Yang bertanda tangan di bawah ini:

Yasonna H. Laoly,S.H., Msc, Phd, Menteri Kehakiman dan Hak


Asasi Manusia Republik Indonesia dalam hal ini bertindak dan untuk dan
atas nama Presiden Republik Indonesia berdasarkan Surat Kuasa Khusus
tertanggal …. ….. 2022 dan karena itu sah mewakili Pemerintah Republik
Indonesia, dan selanjutnya dalam keterangan ini disebut
sebagai---------------------------------------Pemerintah.

Selanjutnya adalah Advokat/Konsultan Hukum pada Kantor Hukum

Rakyat Bersatu, yang beralamat di Jalan Jendral Sudirman, Nomor 195, Kota

Bengkulu, Provinsi Bengkulu berdasarkan Surat Kuasa Khusus bertanggal

…………….., baik secara bersama-sama maupun sendiri-sendiri bertindak

untuk dan atas nama:

1. Nama : Dr.
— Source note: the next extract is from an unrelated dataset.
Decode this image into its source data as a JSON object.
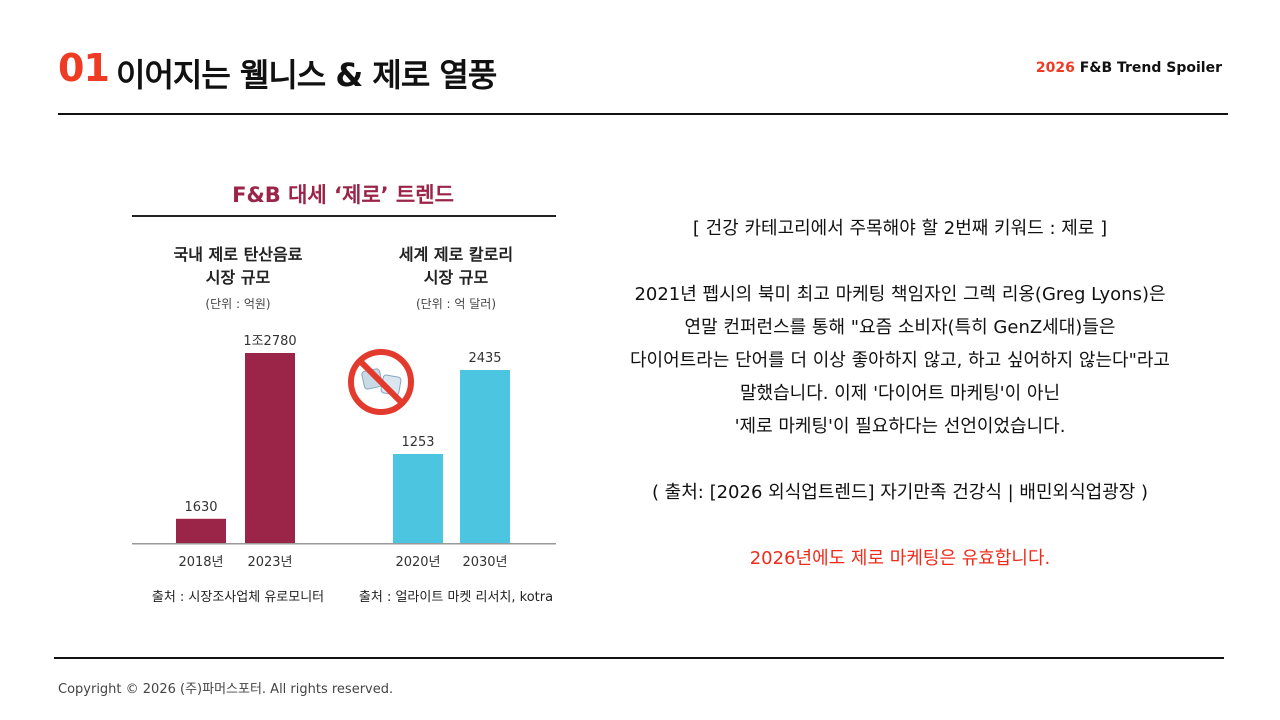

Fareza Rizki Maulana, S.H.,

M.H. Kewarganegaraan : Indonesia

Pekerjaan : Dosen
Alamat : Jl. Ahmad Yani, No. 35, Kota Bengkulu
Selanjutnya disebut sebagai…...............................................................Pemohon
Dalam hal ini mengajukan Pengujian Materiil Pasal 4 ayat (1), 9, 13

ayat (1) UU Nomor 3 Tahun 2022 Tentang Ibu Kota Negara (selanjutnya

disebut UU IKN) Terhadap Pasal 17, 18 ayat (3) Undang-Undang Dasar

Negara Republik Indonesia Tahun 1945. (Selanjutnya disebut UUD NRI

1945).
Dalam perkara yang terdaftar dalam buku register perkara Mahkamah
Konstitusi Nomor: 55/PUU-XX/2022. Semua keterangan lisan yang disampaikan
Pemerintah pada sidang Mahkamah Konstitusi tanggal ….. ….. 2022 merupakan
bagian yang tidak terpisahkan dan keterangan tertulis sebagai berikut:

A. KEWENANGAN MAHKAMAH KONSTITUSI

1. Bahwa ketentuan Pasal 24C ayat (1) UUD NRI 1945 menyatakan:

“Mahkamah Konstitusi berwenang mengadili pada tingkat pertama dan

terakhir yang putusannya bersifat final untuk menguji undang-undang

terhadap Undang-Undang Dasar...”

2. Bahwa ketentuan Pasal 29 ayat (1) Undang-Undang Nomor 48 Tahun

2009 tentang Kekuasaan Kehakiman menyatakan:

“Mahkamah Konstitusi berwenang mengadili pada tingkat pertama dan

terakhir yang putusannya bersifat final untuk:

a. menguji undang-undang terhadap Undang-Undang Dasar Negara Republik

Indonesia Tahun 1945”

3. Bahwa selanjutnya, Pasal 10 ayat (1) huruf a Undang-Undang Nomor

24 Tahun 2003 tentang Mahkamah Konstitusi sebagaimana diubah

terakhir dengan Undang-Undang Nomor 7 Tahun 2020 tentang

Perubahan Ketiga Atas Undang- Undang Nomor 24 Tahun 2003

tentang Mahkamah Konstitusi (selanjutnya disebut UU MK)

menyatakan:

“Mahkamah Konstitusi berwenang mengadili pada tingkat pertama dan

terakhir yang putusannya bersifat final untuk:

a. menguji undang-undang terhadap Undang-Undang Dasar Negara Republik

Indonesia Tahun 1945, ”

4. Bahwa oleh karena permohonan Pemohon adalah Pengujian Materil

Pasal Pasal 4 ayat (1), 13 ayat (1), 39 ayat (3) UU Nomor 3 Tahun 2022

Tentang Ibu Kota Negara (UU IKN) yang selengkapnya berbunyi

sebagai berikut:
 Pasal 4 ayat (1):
“Dengan Undang-Undang ini dibentuk:
a. Ibu Kota Nusantara sebagai Ibu Kota Negara; dan

b. Otorita Ibu Kota Nusantara sebagai lembaga setingkat kementerian

yang menyelenggarakan Pemerintahan Daerah Khusus Ibu Kota

Nusantara”.

 Pasal 9:
“(l) Otorita Ibu Kota Nusantara dipimpin oleh Kepala Otorita Ibu

Kota Nusantara dan dibantu oleh seorang Wakil Kepala Otorita Ibu

Kota Nusantara yang ditunjuk, diangkat, dan diberhentikan

langsung oleh Presiden setelah berkonsultasi dengan DPR.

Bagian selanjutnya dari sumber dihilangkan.